Differential in situ expansion and gene expression of CD4+ and CD8+ tumor-infiltrating lymphocytes following adoptive immunotherapy in a murine tumor model system

Abstract

In previous reports, we demonstrated that adoptively transferred T cells homed to the tumor site (among other sites) and that amplification of immune responses occurred in situ leading to the generation of cytotoxic CD8^+^ tumor‐infiltrating lymphocytes (TIL) and macrophages. The present report extends these findings and shows that following adoptive immunotherapy (AIT) of mice bearing the immunogenic transplanted methylcholanthrene‐induced rhabdomyosarcoma (MCA/76‐9) there was a differential expansion of CD4^+^ and CD8^+^ TIL, the numbers peaking on days 6 and 8, respectively. At this time, CD8^+^ TIL accounted for the majority of Thy‐1^+^ cells. Northern analyses of RNA extracted from positively selected (by panning) Thy‐1^+^, CD8^+^ and CD4^+^ TIL isolated 8 days after AIT indicated the following: in five separate experiments, CD4^+^ cells expressed three‐ to sixfold more interleukin (IL)2 mRNA and six‐ to eightfold more IL6 mRNA than CD8^+^ cells, while CD8^+^ TIL expressed three‐ to sixfold more IL 2 receptor (IL 2R) mRNA and four‐to sixfold more interferon‐γ mRNA than CD4^+^ cells. TIL cultured in 10% fetal bovine serum failed to release IL2 over a 24‐h period, whereas both IL6 and interferon‐γ activities were demonstrable.

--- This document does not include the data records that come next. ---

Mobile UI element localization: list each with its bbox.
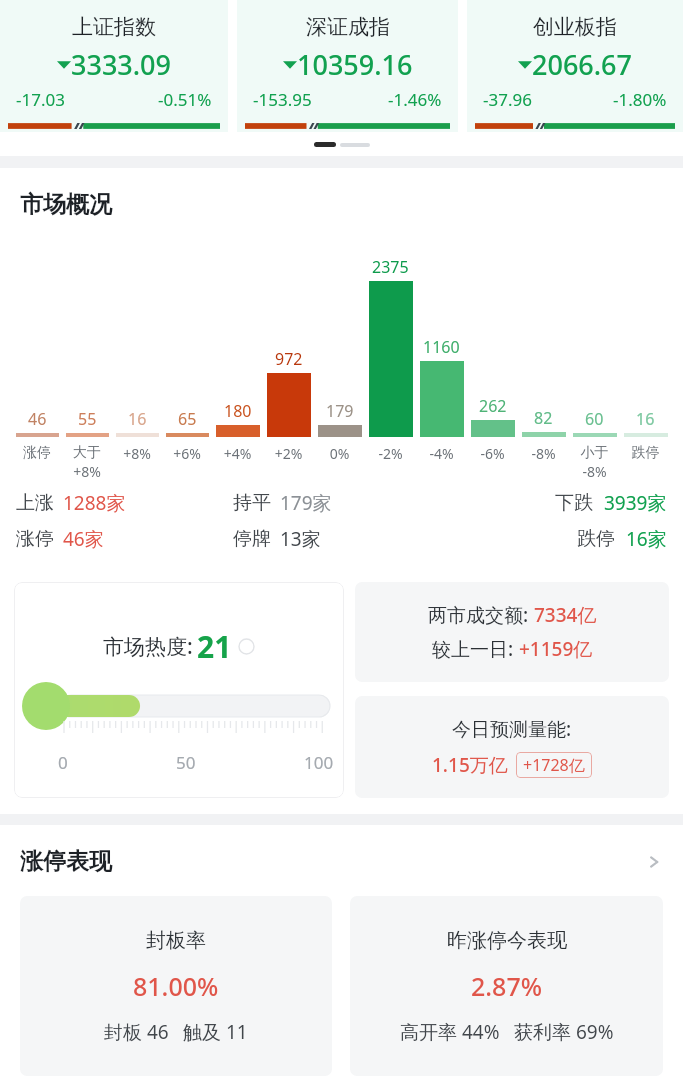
staticText: -37.96 — [483, 88, 532, 111]
staticText: 3939家 — [604, 490, 667, 516]
button[interactable]: 涨停表现 — [0, 847, 683, 876]
staticText: 2.87% — [471, 969, 543, 1003]
staticText: 封板 46 — [104, 1019, 169, 1045]
staticText: +1728亿 — [523, 754, 585, 776]
button[interactable]: 封板率 — [20, 896, 332, 1076]
staticText: 2066.67 — [532, 46, 633, 83]
staticText: 涨停 — [12, 444, 62, 462]
staticText: 16 — [128, 408, 147, 430]
staticText: 55 — [78, 408, 97, 430]
staticText: 触及 11 — [183, 1019, 248, 1045]
staticText: -8% — [518, 444, 569, 463]
staticText: 0 — [58, 751, 68, 774]
staticText: 创业板指 — [533, 14, 617, 40]
staticText: 上证指数 — [72, 14, 156, 40]
staticText: 10359.16 — [297, 46, 413, 83]
staticText: 82 — [534, 407, 553, 429]
button[interactable]: 昨涨停今表现 — [350, 896, 663, 1076]
staticText: 0% — [314, 444, 365, 463]
staticText: 16 — [636, 408, 655, 430]
staticText: 16家 — [626, 526, 667, 552]
staticText: -1.46% — [388, 88, 442, 111]
staticText: 昨涨停今表现 — [447, 928, 567, 953]
staticText: 1288家 — [63, 490, 126, 516]
staticText: 50 — [176, 751, 196, 774]
other: 更多 — [645, 853, 663, 871]
staticText: 跌停 — [577, 527, 615, 551]
staticText: 深证成指 — [306, 14, 390, 40]
staticText: -6% — [467, 444, 518, 463]
staticText: 46家 — [63, 526, 104, 552]
staticText: 高开率 44% — [400, 1019, 500, 1045]
staticText: 100 — [304, 751, 334, 774]
staticText: 获利率 69% — [514, 1019, 614, 1045]
staticText: 小于 -8% — [569, 444, 620, 481]
staticText: 262 — [479, 395, 507, 417]
staticText: 较上一日: — [432, 636, 514, 662]
staticText: +1159亿 — [519, 636, 593, 662]
staticText: 两市成交额: — [428, 602, 529, 628]
staticText: 涨停表现 — [20, 847, 112, 876]
staticText: 81.00% — [133, 969, 219, 1003]
staticText: 3333.09 — [71, 46, 172, 83]
staticText: 179 — [326, 400, 354, 422]
button[interactable]: 市场热度: — [14, 582, 344, 798]
staticText: -4% — [416, 444, 467, 463]
staticText: 972 — [275, 348, 303, 370]
button[interactable]: 今日预测量能: — [355, 696, 669, 798]
staticText: 60 — [585, 408, 604, 430]
staticText: 65 — [178, 408, 197, 430]
staticText: -153.95 — [253, 88, 312, 111]
staticText: +2% — [263, 444, 314, 463]
staticText: 180 — [224, 400, 252, 422]
staticText: 179家 — [280, 490, 332, 516]
staticText: 市场热度: — [103, 632, 193, 661]
button[interactable]: 创业板指 — [467, 0, 683, 132]
staticText: +8% — [112, 444, 162, 463]
staticText: -17.03 — [16, 88, 65, 111]
staticText: 21 — [197, 626, 232, 667]
staticText: 7334亿 — [534, 602, 597, 628]
staticText: 1160 — [423, 336, 460, 358]
button[interactable]: 两市成交额: — [355, 582, 669, 682]
staticText: -1.80% — [613, 88, 667, 111]
staticText: 1.15万亿 — [432, 752, 508, 778]
staticText: 停牌 — [233, 527, 271, 551]
staticText: 持平 — [233, 491, 271, 515]
button[interactable]: 上证指数 — [0, 0, 228, 132]
staticText: 涨停 — [16, 527, 54, 551]
staticText: 大于 +8% — [62, 444, 112, 481]
staticText: 13家 — [280, 526, 321, 552]
staticText: +6% — [162, 444, 212, 463]
other: 说明 — [238, 638, 255, 655]
staticText: 今日预测量能: — [452, 716, 572, 742]
staticText: 下跌 — [555, 491, 593, 515]
staticText: -0.51% — [158, 88, 212, 111]
staticText: 跌停 — [620, 444, 671, 462]
button[interactable]: 深证成指 — [237, 0, 458, 132]
staticText: +4% — [212, 444, 263, 463]
staticText: 46 — [28, 408, 47, 430]
staticText: -2% — [365, 444, 416, 463]
staticText: 封板率 — [146, 928, 206, 953]
staticText: 上涨 — [16, 491, 54, 515]
staticText: 2375 — [372, 256, 409, 278]
staticText: 市场概况 — [20, 190, 112, 219]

The level of IL2R mRNA expression was reflected by a vigorous proliferative response of CD8^+^ TIL to exogenous recombinant IL2 and only a low response by CD4^+^ cells suggesting that most of the CD4^+^ TIL were in the resting stage. This was confirmed when it was shown that the incubation of panned CD4^+^ TIL with IL2 supplemented with irradiated spleen cells and “spent” 76‐9 tumor culture supernatant (as a source of antigen) induced expansion of TIL resulting in a population consisting of >90% CD4^+^ TIL. The overall data suggest that the relatively deactivated state of the CD4^+^ TIL at this particular time reflects the status of the rejection process in terms of the absence or low concentration of stimulating tumor‐associated antigen.